The curves in the following plot are lag regression coefficients, which can be interpreted as the rate of radiative energy gain (or loss) per degree C of temperature change, at various time lags. A time lag of zero months can be thought of as the month of temperature maximum (or minimum). I actually verified this interpretation by examining composite warm and cold events from the CNRM-CM3 climate model run, which exhibits strong El Niño and La Niña activity.
Also shown are satellite-based results, from detrended HadSST2 global sea surface temperature anomalies and satellite-measured anomalies in radiative fluxes from the Terra CERES instrument, for the 10-year period from March 2000 through June 2010.
The most obvious thing to note is that in the months running up to a temperature maximum (minimum), the global oceans are gaining (losing) extra radiative energy. This is true of all of the climate models, and in the satellite observations.

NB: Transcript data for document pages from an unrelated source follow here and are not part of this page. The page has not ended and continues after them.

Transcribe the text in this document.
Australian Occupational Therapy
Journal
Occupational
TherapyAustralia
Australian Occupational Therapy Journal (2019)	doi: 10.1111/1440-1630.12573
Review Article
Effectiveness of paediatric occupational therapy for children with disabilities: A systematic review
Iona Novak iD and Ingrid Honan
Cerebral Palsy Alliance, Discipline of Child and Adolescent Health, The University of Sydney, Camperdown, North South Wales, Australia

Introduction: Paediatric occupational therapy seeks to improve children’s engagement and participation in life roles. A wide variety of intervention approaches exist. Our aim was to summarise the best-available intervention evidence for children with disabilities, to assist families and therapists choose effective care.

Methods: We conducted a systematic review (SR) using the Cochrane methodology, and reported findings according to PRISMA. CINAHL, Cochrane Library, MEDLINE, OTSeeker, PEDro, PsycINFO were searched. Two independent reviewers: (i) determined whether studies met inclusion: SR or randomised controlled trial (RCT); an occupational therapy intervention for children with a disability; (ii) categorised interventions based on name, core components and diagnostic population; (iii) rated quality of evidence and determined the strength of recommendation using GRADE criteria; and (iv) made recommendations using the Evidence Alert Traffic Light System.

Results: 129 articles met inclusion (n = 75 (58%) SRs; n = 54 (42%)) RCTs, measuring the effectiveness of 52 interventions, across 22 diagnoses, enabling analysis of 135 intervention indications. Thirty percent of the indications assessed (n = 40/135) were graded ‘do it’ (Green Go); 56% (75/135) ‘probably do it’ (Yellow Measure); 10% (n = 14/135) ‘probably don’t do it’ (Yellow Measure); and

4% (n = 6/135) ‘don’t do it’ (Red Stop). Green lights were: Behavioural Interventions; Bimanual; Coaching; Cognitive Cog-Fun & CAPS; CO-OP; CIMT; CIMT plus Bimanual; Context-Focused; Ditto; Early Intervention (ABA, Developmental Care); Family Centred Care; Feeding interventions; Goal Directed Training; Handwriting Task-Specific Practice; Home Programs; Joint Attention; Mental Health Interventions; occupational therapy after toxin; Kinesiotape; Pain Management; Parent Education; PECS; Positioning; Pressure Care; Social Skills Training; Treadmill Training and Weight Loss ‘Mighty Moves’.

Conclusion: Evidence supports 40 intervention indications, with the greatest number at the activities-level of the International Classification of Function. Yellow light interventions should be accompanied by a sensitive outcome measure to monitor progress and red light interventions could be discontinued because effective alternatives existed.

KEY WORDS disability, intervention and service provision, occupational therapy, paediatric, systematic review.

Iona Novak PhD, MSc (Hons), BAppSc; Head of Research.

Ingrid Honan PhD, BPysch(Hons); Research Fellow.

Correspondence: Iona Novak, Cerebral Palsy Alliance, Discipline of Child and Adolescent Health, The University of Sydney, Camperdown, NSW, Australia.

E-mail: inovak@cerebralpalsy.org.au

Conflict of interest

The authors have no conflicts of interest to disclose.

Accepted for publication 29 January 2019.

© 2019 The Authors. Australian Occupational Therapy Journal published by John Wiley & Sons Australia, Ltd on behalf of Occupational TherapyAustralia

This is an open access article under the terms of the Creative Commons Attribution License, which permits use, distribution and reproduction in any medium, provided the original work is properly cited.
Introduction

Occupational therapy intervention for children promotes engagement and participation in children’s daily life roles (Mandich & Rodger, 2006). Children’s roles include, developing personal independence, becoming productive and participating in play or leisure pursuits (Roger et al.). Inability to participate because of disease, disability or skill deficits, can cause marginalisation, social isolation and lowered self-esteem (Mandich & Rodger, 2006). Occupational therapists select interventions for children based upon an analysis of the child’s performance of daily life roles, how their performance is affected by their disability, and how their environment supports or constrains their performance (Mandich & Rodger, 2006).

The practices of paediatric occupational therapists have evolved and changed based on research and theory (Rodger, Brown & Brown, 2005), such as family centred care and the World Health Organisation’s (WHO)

The above plot is a possibly a more intuitive way to look at the data than the ‘phase space’ plots I’ve been pushing the last few years. One of the KEY things it shows is that doing these regressions only at ZERO time lag (as Dessler recently did in his 2010 cloud feedback paper, and all previous researchers have tried to do) really has very little meaning. Because of the time lags involved in the temperature response to radiative imbalances, one MUST do these analyses taking into account the time lag behavior if one is to have any hope of diagnosing feedback. At zero time lag, there is very little signal at all to analyze.
So, What Does This Tell Us About the Climate Models Used to Predict Global Warming?
Of course, what I am ultimately interested in is whether the satellite data can tell us anything that might allow us to determine which of the climate models are closer to reality in terms of their global warming predictions.
And, as usual, the results shown above do not provide a clear answer to that question.
Now, the satellite observations DO suggest that there are larger radiative imbalances associated with a given surface temperature change than the climate models exhibit. But the physical reason why this is the case cannot be determined without other information.
It could be due to a greater depth of water being involved in temperature changes in the real climate system, versus in climate models, on these time scales. Or, maybe the extra radiative input seen in the satellite data during warming is being offset by greater surface evaporation rates than the models produce.
But remember, conceptually these radiative changes are some combination of forcing and feedback, in unknown amounts. What I call forcing is what some people call “unforced internal variability” – radiative changes not due to feedback (by definition, the direct or indirect result of surface temperature changes). They are probably dominated by quasi-chaotic, circulation-induced variations in cloud cover, but could also be due to changes in free-tropospheric humidity.
Now, if we assume that the radiative changes AFTER the temperature maximum (or minimum) are mostly a feedback response, then one might argue that the satellite data shows more negative feedback (lower climate sensitivity) than the models do. The only trouble with that is that I am showing averages across models in the above plot. One of the MORE sensitive models actually had larger excursions than the satellite data exhibit!
So, while the conclusion might be true…the evidence is not exactly ironclad.
Also, while I won’t show the results here, there are other analyses that can be done. For instance: How much total energy do the models (versus observations) accumulate over time during the warming episodes? During the cooling episodes? and does that tell us anything? So far, based upon the analysis I’ve done, there is no clear answer. But I will keep looking.
In the meantime, you are free to interpret the above graph in any way you want. Maybe you will see something I missed.